Closed curve and orthogonal curvilinear coordinate system

[traianus]

Hello, I have a "simple" problem for you guys. I am not expert in math and so try to be simple.

I explain the problem by starting with one example. The polar coordinate system has the following main property: with two parameters, rho and theta, each point is described as the intersection of a circle and a straight line. These two curves are orthogonal and so the curvilinear coordinate system is orthogonal.

Another example is if we use ellipses and hyperbolas: they are orthogonal. The transformation is simple:

x = c*cosh(a)* cos(b) (1)
y = c*sinh(a) * sin(b) (2)

where a>0, and 0<=b<=2pi

Now my question. Suppose that we like to use a set of curvilinear coordinate system (plane x-y only) which is orthogonal. Suppose that instead of ellipses or circles one of the type of curves is a closed path defined by (for example) the equation

x^8/A^8 + y^8/B^8 = 1

which is closed curve similar to an ellipse. Ho do I find a similar trasnformation (like equations (1) and (2)) with the property that the curvilinear coordinate system is also orthogonal? Please help me!

 

[Hurkyl]

Suppose that instead of ellipses or circles one of the type of curves is a closed path defined by (for example) the equation

x^8/A^8 + y^8/B^8 = 1

Did you mean the family of curves (parametrized by k > 0)

x^8/A^8 + y^8/B^8 = k

where A and B are fixed constants?

Ho do I find a similar trasnformation (like equations (1) and (2)) with the property that the curvilinear coordinate system is also orthogonal?

In the obvious way! Just look at what you want: you want functions of two variables a and b such that:

(1) The derivative WRT a is parallel to x^8/A^8 + y^8/B^8 = k
(2) The derivative WRT b is perpendicular to x^8/A^8 + y^8/B^8 = k

So you should be able to set up a system of partial differential equations. I guess it might not be very easy to solve, though.

 

[traianus]

Thank you. Can you show the system of partial differential equations that solves the problem? Actually in my case I like to have the coordinate system of the "hyper-ellipse"

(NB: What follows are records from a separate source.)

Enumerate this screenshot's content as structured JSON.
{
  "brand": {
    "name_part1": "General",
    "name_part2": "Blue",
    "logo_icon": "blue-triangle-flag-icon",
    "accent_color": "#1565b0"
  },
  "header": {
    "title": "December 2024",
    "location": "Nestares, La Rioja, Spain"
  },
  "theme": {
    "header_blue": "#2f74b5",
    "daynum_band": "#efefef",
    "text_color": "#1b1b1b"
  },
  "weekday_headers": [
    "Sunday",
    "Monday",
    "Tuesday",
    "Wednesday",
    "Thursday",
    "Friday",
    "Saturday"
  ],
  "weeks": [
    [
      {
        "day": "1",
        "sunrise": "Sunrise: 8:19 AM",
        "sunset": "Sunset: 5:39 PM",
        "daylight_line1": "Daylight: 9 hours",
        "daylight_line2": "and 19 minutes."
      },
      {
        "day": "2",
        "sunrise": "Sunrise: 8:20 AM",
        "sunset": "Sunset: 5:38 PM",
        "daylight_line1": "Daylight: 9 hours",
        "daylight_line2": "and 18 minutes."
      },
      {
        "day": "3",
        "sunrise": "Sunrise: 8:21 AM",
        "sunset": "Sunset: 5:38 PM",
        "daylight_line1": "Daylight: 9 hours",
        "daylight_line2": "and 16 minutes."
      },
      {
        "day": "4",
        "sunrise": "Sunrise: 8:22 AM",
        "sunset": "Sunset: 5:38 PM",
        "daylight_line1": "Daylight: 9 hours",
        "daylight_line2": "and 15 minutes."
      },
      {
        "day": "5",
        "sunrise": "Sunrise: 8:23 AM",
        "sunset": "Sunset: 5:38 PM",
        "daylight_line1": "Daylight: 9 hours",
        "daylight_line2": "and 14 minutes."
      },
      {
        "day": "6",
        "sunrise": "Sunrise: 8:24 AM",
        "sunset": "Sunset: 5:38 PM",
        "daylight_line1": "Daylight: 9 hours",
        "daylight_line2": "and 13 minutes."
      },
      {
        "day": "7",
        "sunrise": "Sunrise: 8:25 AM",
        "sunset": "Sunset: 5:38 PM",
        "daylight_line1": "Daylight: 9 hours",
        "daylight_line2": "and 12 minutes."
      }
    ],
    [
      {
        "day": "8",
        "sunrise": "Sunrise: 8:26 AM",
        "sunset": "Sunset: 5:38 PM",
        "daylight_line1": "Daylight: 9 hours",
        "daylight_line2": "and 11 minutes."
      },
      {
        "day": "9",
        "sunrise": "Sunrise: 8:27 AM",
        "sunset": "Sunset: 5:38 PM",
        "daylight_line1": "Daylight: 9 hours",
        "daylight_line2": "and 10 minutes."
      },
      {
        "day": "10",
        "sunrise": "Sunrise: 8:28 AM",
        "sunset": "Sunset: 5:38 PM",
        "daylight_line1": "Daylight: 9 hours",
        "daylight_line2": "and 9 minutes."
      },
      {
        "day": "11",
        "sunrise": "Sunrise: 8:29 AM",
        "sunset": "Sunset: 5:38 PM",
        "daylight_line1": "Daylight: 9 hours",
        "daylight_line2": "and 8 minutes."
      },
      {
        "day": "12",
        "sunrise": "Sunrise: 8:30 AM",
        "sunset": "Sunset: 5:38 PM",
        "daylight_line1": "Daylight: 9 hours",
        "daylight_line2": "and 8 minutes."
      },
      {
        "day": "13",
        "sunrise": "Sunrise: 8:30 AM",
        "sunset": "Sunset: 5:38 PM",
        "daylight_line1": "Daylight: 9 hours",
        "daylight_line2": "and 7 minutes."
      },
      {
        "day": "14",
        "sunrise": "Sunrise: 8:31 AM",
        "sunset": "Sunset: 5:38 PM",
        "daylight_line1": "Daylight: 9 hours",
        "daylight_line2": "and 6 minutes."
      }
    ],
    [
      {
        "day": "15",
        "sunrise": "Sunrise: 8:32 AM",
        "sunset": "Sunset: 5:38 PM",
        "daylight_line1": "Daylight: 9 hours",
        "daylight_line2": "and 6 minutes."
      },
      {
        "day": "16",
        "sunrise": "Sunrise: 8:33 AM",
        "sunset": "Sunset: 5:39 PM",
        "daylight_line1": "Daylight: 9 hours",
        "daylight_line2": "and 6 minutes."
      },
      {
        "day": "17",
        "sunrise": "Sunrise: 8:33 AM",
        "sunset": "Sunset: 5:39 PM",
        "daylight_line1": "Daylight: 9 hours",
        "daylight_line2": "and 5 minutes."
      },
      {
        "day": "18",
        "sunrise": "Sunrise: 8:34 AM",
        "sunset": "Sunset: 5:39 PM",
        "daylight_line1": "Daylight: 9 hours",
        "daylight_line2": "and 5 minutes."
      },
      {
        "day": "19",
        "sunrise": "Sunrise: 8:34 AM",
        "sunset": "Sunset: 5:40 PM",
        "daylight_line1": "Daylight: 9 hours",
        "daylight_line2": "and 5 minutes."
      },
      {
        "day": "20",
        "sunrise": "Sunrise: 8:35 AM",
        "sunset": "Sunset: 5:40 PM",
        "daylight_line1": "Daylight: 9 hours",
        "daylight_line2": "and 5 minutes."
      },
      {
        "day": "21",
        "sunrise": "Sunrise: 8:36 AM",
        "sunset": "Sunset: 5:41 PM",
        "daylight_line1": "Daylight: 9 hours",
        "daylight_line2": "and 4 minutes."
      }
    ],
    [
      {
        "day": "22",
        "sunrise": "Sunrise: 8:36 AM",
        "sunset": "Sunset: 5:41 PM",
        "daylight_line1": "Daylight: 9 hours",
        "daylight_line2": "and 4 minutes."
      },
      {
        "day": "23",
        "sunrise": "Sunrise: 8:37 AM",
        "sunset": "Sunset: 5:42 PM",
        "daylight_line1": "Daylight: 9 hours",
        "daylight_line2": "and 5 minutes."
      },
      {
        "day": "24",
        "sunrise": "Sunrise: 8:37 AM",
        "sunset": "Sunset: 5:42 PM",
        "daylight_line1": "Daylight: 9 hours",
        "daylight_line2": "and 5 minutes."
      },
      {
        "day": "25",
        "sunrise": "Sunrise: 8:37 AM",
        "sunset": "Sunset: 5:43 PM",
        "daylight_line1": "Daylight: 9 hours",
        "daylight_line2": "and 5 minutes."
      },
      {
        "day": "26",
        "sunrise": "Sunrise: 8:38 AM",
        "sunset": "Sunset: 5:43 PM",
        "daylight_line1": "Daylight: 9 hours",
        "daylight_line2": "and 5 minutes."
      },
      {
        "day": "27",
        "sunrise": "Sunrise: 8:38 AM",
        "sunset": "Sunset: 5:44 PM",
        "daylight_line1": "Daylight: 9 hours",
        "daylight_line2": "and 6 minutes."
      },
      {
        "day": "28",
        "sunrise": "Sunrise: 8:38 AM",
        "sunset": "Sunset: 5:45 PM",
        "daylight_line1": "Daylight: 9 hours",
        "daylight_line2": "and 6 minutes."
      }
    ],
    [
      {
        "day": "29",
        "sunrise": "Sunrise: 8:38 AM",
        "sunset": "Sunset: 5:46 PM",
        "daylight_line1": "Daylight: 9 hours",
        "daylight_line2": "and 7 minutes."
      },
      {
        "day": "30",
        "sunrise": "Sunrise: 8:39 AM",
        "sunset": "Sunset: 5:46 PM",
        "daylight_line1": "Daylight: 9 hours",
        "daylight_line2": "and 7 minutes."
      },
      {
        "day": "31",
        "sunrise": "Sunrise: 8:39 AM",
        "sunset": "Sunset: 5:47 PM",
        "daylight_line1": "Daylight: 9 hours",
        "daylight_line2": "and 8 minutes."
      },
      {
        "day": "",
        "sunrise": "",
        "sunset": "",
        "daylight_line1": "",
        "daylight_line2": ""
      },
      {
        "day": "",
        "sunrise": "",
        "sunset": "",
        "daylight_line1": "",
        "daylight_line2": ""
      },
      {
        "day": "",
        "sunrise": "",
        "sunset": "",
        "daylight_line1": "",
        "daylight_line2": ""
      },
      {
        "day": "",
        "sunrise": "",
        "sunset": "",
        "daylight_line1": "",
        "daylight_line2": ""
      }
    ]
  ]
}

x^(2n)/A^(2n) + y^(2n)/B^(2n) = k

where n is a positive integer.

 

[Hurkyl]

If C(k) is the loop defined by:

x^8 / A^8 + y^8 / B^8 = k

and (p, q) is a point on C(k)

then can you find a tangent vector to C(k) at (p, q)? What about a vector perpendicular to C(k) at (p, q)?

 

[traianus]

It is an implicit function. So I think that the tangent has equation

7*p^7/A^8*(x-p) + 7*q^7/B^8*(y-q) = 0 (1)

from (1) it follows that the vector perpendicular to the curve is

Vperp= q^7/B^8 * i - p^7/A^8*j (2)

where i,j are the unit vectors. The vector parallel to the curve is then

Vpar = p^7/A^8*i+ q^7/B^8*j (3)

Let me see if I get your point. Curvilinear coordinates means that there is a transformation of the type

x = f(a,b) (4)

y = g(a,b) (5)

Now I have to obtain the system. Please correct if am wrong. If I am not, can you write the system of equations?

 

[Hurkyl]

Your work is off. I think you just switched which is perpendicular and which is parallel.

You're right that it's an implicit equation: when you differentiate, you should get:

$$\frac{8 p^7}{A^8} \, dx + \frac{8 q^7}{B^8} \, dy = 0$$

is the equation for motion along your loop at the point (p, q).

Let me see if I get your point. Curvilinear coordinates means that there is a transformation of the type

x = f(a,b) (4)

y = g(a,b) (5)

Yep.

Since you wanted one of your parameters to go around the loop, that means when you partially differentiate, the result should be the tangent vector! i.e.

$\frac{\partial}{\partial a} \langle f(a, b), g(a, b) \rangle$ = the tangent vector at <f(a, b), g(a, b)>

and a similar condition for the other direction!

 

[HallsofIvy]

Finding "orthogonal trajectories" used to be a standard problem in ordinary d.e.s. If a family of curves is given by f(x,y)= c, then
$$\frac{\partial f}{\partial x}+ \frac{\partial f}{\partial y}y'= 0$$
so
$$y'= -\frac{\frac\partial f}{\partial x}}{\frac{\partial f}{\partial y}}$$

The "orthogonal trajectories" must satisfy the differential equation
$$y'= \frac{\frac{\partial f}{\partial y}}{\frac{\partial f}{\partial x}}$$


In the case that $$\frac{x^{2n}}{A^{2n}}+ \frac{y^{2n}}{B^{2n}}= k$$ (you still haven't answered the question as to whether A and B are fixed constants while k determines the member of the family- actually, I suspect that there are some relations between A, B, k), assuming that A, B are constant while k varies over the family, the orthogonal trajectories satisfy
$$y'= \frac{A^{2n}}{B^{2n}}\frac{y^{2n-1}}{x^{2n-1}}$$

 

[traianus]

Thank you for you answers. A, B are constant, as n. So, what is the parameteric representation

y = f(a,b)

x = g(a,b)

in which when a = constant I have the curve

$$\frac{x^{2n}}{A^{2n}}+ \frac{y^{2n}}{B^{2n}}= k$$

and when b = constant I have a family of curves orthogonal to it (like it happens for polar coordinates in which the lines are perpendicular to the circles)?

 

[traianus]

A and B must be positive. If I move from a curve fto another one, A and B can change, but they can be function ONLY of the parameter a. Also, they have to be positive.

 

[traianus]

Nobody knwos?